Quantum Obfuscation and Encryption: A Comprehensive Review

In this paper, we propose a new cryptographic primitive called "Obfustopia," which is designed to protect against piracy in the era of quantum computing. The threat model assumes that an adversary can adaptively query for both classical and copy-protected functional keys. At the end of the first query phase, the adversary produces challenge messages and a certain number of registers (freeloaders), each containing a random value. These challenge messages are then given to the challenger, who presents them with a challenge ciphertext. Finally, after receiving the challenge ciphertexts, the freeloaders can query for more keys and output their guess at the end.

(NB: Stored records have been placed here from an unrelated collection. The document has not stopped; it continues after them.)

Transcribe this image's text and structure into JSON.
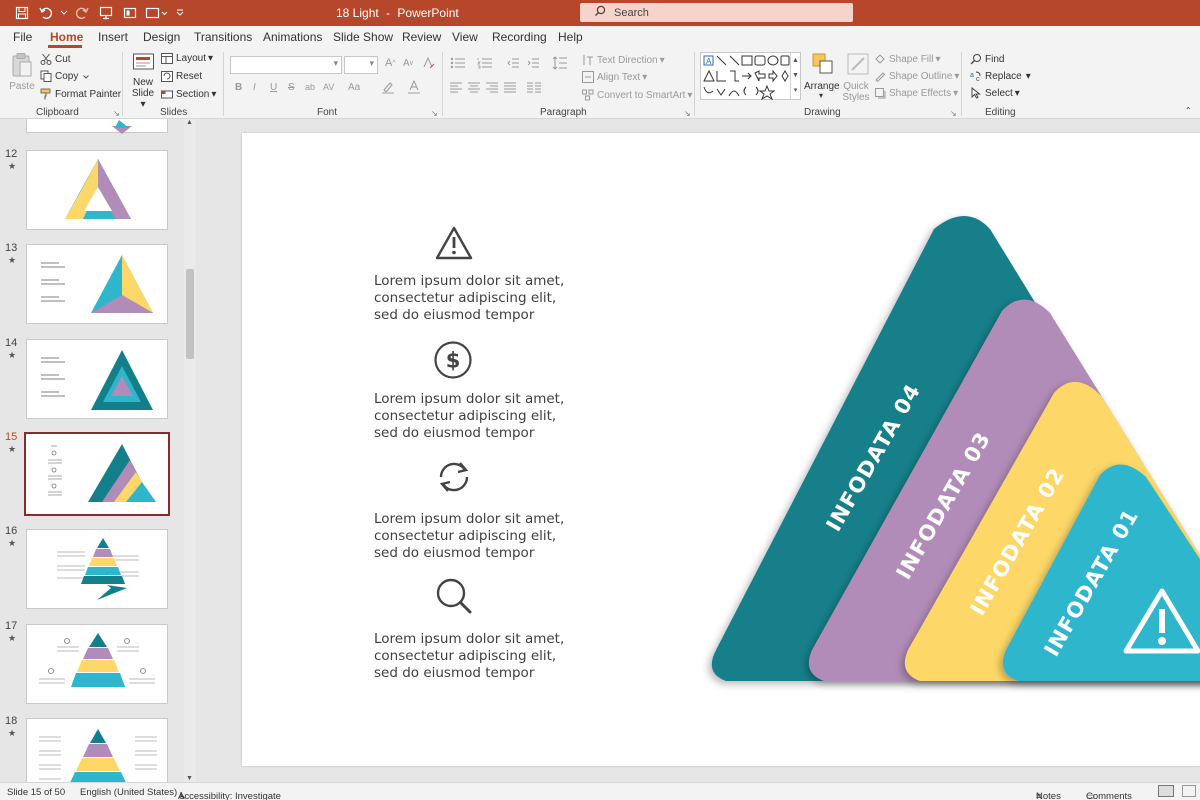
{
  "titlebar": {
    "doc_name": "18 Light",
    "separator": "-",
    "app_name": "PowerPoint",
    "search_placeholder": "Search"
  },
  "menu": {
    "tabs": [
      "File",
      "Home",
      "Insert",
      "Design",
      "Transitions",
      "Animations",
      "Slide Show",
      "Review",
      "View",
      "Recording",
      "Help"
    ],
    "active": "Home"
  },
  "ribbon": {
    "clipboard": {
      "label": "Clipboard",
      "paste": "Paste",
      "cut": "Cut",
      "copy": "Copy",
      "format_painter": "Format Painter"
    },
    "slides": {
      "label": "Slides",
      "new_slide_1": "New",
      "new_slide_2": "Slide",
      "layout": "Layout",
      "reset": "Reset",
      "section": "Section"
    },
    "font": {
      "label": "Font",
      "bold": "B",
      "italic": "I",
      "underline": "U",
      "strike": "S",
      "shadow": "ab",
      "aa": "Aa"
    },
    "paragraph": {
      "label": "Paragraph",
      "text_direction": "Text Direction",
      "align_text": "Align Text",
      "smartart": "Convert to SmartArt"
    },
    "drawing": {
      "label": "Drawing",
      "arrange": "Arrange",
      "quick_styles_1": "Quick",
      "quick_styles_2": "Styles",
      "shape_fill": "Shape Fill",
      "shape_outline": "Shape Outline",
      "shape_effects": "Shape Effects"
    },
    "editing": {
      "label": "Editing",
      "find": "Find",
      "replace": "Replace",
      "select": "Select"
    }
  },
  "thumbnails": [
    {
      "num": "12"
    },
    {
      "num": "13"
    },
    {
      "num": "14"
    },
    {
      "num": "15",
      "active": true
    },
    {
      "num": "16"
    },
    {
      "num": "17"
    },
    {
      "num": "18"
    }
  ],
  "thumb_star": "★",
  "slide": {
    "items": [
      {
        "icon": "warning-icon",
        "line1": "Lorem ipsum dolor sit amet,",
        "line2": "consectetur adipiscing elit,",
        "line3": "sed do eiusmod tempor"
      },
      {
        "icon": "dollar-icon",
        "line1": "Lorem ipsum dolor sit amet,",
        "line2": "consectetur adipiscing elit,",
        "line3": "sed do eiusmod tempor"
      },
      {
        "icon": "refresh-icon",
        "line1": "Lorem ipsum dolor sit amet,",
        "line2": "consectetur adipiscing elit,",
        "line3": "sed do eiusmod tempor"
      },
      {
        "icon": "search-icon",
        "line1": "Lorem ipsum dolor sit amet,",
        "line2": "consectetur adipiscing elit,",
        "line3": "sed do eiusmod tempor"
      }
    ],
    "pyramid": {
      "labels": [
        "INFODATA 04",
        "INFODATA 03",
        "INFODATA 02",
        "INFODATA 01"
      ],
      "colors": [
        "#137f8a",
        "#b18cb8",
        "#fdd868",
        "#2eb6cc"
      ]
    }
  },
  "status": {
    "slide_info": "Slide 15 of 50",
    "language": "English (United States)",
    "accessibility": "Accessibility: Investigate",
    "notes": "Notes",
    "comments": "Comments"
  },
  "colors": {
    "accent": "#b7472a"
  }
}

Our security model is based on the assumption that the adversary’s computational power is limited by the number of queries they make. By using a combination of quantum random functions and secret-key functional encryption, we construct an obfuscating scheme that makes it difficult for the adversary to distinguish between the original and the encrypted messages. This ensures that even if the adversary can adaptively query for both classical and copy-protected keys, they will not be able to pirate the encrypted data.
To understand how this works, let’s consider an analogy with a treasure hunt. Imagine that the encrypted data is like a treasure chest, and the adversary is trying to find the key to unlock it. In this scenario, we want to make sure that even if the adversary can ask for clues about the location of the treasure (i.e., the classical keys), they will not be able to find it easily (i.e., pirate the data). To do this, we use a combination of quantum random functions and secret-key functional encryption, which makes it difficult for the adversary to determine the location of the treasure (i.e., the encrypted data) without the correct key.
In summary, Obfustopia is a new cryptographic primitive that provides protection against piracy in the era of quantum computing. By using a combination of quantum random functions and secret-key functional encryption, we make it difficult for the adversary to distinguish between the original and the encrypted messages, ensuring that even if they can adaptively query for both classical and copy-protected keys, they will not be able to pirate the encrypted data.